Atovaquone disrupts mitochondrial electron transport and is used in protozoal infections such as toxoplasmosis and pneumocystis pneumonia. Chemical modifications in these agents improve selectivity and reduce host toxicity.
Anthelmintic Agents: Eliminating Parasitic Worms
Anthelmintic drugs target helminths by disrupting neuromuscular activity or metabolic pathways. Diethylcarbamazine citrate is effective against filarial infections by altering parasite membrane function.
Benzimidazoles such as thiabendazole, mebendazole, and albendazole inhibit microtubule synthesis, impairing glucose uptake in worms. SAR studies reveal that carbamate substitutions enhance anthelmintic activity.
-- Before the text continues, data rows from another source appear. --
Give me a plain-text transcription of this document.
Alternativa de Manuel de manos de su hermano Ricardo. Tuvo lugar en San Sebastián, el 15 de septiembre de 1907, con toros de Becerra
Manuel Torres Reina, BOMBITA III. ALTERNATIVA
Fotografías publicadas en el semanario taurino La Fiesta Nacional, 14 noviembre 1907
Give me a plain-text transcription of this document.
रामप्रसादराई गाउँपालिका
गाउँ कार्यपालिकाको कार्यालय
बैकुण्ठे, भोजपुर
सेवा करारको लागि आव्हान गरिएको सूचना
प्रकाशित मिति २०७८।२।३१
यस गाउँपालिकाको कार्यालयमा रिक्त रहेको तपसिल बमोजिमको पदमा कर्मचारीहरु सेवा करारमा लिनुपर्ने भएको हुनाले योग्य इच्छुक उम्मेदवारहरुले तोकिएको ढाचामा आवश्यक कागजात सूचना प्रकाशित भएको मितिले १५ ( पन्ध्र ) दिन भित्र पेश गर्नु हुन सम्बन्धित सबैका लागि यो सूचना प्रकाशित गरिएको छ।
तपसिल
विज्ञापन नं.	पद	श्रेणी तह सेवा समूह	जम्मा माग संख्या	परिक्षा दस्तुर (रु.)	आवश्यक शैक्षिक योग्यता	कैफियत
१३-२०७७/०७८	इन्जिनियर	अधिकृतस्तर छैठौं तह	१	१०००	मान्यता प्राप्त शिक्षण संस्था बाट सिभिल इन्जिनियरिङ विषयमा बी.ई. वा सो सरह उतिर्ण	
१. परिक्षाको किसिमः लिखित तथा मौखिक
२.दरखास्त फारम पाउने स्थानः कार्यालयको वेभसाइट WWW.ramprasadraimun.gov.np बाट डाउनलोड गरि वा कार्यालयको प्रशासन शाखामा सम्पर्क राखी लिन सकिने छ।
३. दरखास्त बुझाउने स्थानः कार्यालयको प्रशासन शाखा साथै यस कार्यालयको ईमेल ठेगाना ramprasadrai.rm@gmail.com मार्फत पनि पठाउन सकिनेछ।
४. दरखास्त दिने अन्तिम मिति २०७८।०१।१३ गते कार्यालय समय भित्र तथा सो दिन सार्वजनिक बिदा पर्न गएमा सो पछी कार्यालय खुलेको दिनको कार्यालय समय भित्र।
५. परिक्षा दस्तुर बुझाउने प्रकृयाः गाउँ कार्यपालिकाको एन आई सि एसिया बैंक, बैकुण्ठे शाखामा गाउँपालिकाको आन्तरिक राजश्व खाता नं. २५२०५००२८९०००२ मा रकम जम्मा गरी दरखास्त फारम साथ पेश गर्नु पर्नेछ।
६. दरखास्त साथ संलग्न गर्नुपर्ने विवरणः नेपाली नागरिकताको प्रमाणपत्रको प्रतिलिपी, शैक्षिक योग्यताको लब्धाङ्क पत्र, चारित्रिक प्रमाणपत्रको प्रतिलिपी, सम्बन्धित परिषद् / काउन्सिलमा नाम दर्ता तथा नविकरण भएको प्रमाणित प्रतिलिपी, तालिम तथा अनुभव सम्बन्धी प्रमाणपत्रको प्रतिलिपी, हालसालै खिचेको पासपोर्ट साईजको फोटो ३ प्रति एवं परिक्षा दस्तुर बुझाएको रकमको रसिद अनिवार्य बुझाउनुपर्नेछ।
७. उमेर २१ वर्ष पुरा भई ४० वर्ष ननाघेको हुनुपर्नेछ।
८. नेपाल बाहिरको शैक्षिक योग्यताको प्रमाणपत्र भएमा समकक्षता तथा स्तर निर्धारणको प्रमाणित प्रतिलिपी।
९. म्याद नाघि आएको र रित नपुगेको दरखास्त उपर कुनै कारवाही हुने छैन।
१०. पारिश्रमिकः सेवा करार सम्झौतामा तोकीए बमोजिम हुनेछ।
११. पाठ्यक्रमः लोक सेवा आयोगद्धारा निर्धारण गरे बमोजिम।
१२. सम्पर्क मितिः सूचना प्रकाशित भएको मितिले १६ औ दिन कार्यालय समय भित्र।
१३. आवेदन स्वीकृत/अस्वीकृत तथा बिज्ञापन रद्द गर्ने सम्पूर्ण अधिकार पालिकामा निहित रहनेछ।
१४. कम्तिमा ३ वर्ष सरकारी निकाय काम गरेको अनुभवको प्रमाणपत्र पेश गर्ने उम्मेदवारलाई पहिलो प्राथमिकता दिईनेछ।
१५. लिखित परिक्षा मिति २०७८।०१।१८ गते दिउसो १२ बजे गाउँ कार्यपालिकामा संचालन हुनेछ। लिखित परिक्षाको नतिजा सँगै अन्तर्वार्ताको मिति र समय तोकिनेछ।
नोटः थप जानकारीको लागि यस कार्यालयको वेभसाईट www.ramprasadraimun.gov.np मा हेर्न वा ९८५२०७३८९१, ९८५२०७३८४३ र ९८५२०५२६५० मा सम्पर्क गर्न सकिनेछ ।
Niclosamide interferes with oxidative phosphorylation in cestodes, while praziquantel increases membrane permeability to calcium, causing paralysis of schistosomes.
Ivermectin, a macrocyclic lactone, enhances inhibitory neurotransmission in parasites, making it one of the most effective broad-spectrum anthelmintics in modern therapy.
Sulphonamides and Sulfones: Pioneers of Antibacterial Chemotherapy
Historical Development and Chemistry
Sulphonamides were the first successful systemic antibacterial agents, marking the beginning of chemotherapeutic control of infections. Chemically, they are structural analogues of para-aminobenzoic acid (PABA), allowing them to inhibit bacterial folic acid synthesis.
Classification and SAR of Sulphonamides
SAR studies show that a free para-amino group and a sulphonamide linkage are essential for activity. Substitutions on the heterocyclic ring influence solubility, duration of action, and antibacterial spectrum.
Important sulphonamides include sulphamethizole, sulfisoxazole, sulphamethizine, sulfacetamide, sulphapyridine, sulfamethoxazole, and sulphadiazine.
Specialized derivatives such as mefenide acetate are used topically, while sulfasalazine finds application in inflammatory bowel disease due to its dual antimicrobial and anti-inflammatory action.
Folate Reductase Inhibitors: Enhancing Antibacterial Efficacy
Trimethoprim and Cotrimoxazole
Trimethoprim selectively inhibits bacterial dihydrofolate reductase, blocking DNA synthesis. When combined with sulfamethoxazole as cotrimoxazole, it produces a synergistic effect by sequential blockade of folate metabolism. This combination is widely used in urinary tract infections and opportunistic infections.
Sulfones: A Special Class of Antimicrobial Agents
Dapsone
Dapsone is a sulfone structurally related to sulphonamides. It inhibits folate synthesis and is primarily used in leprosy and certain dermatological conditions. Its long half-life and anti-inflammatory properties make it valuable in chronic therapy, though careful monitoring is required due to hematological toxicity.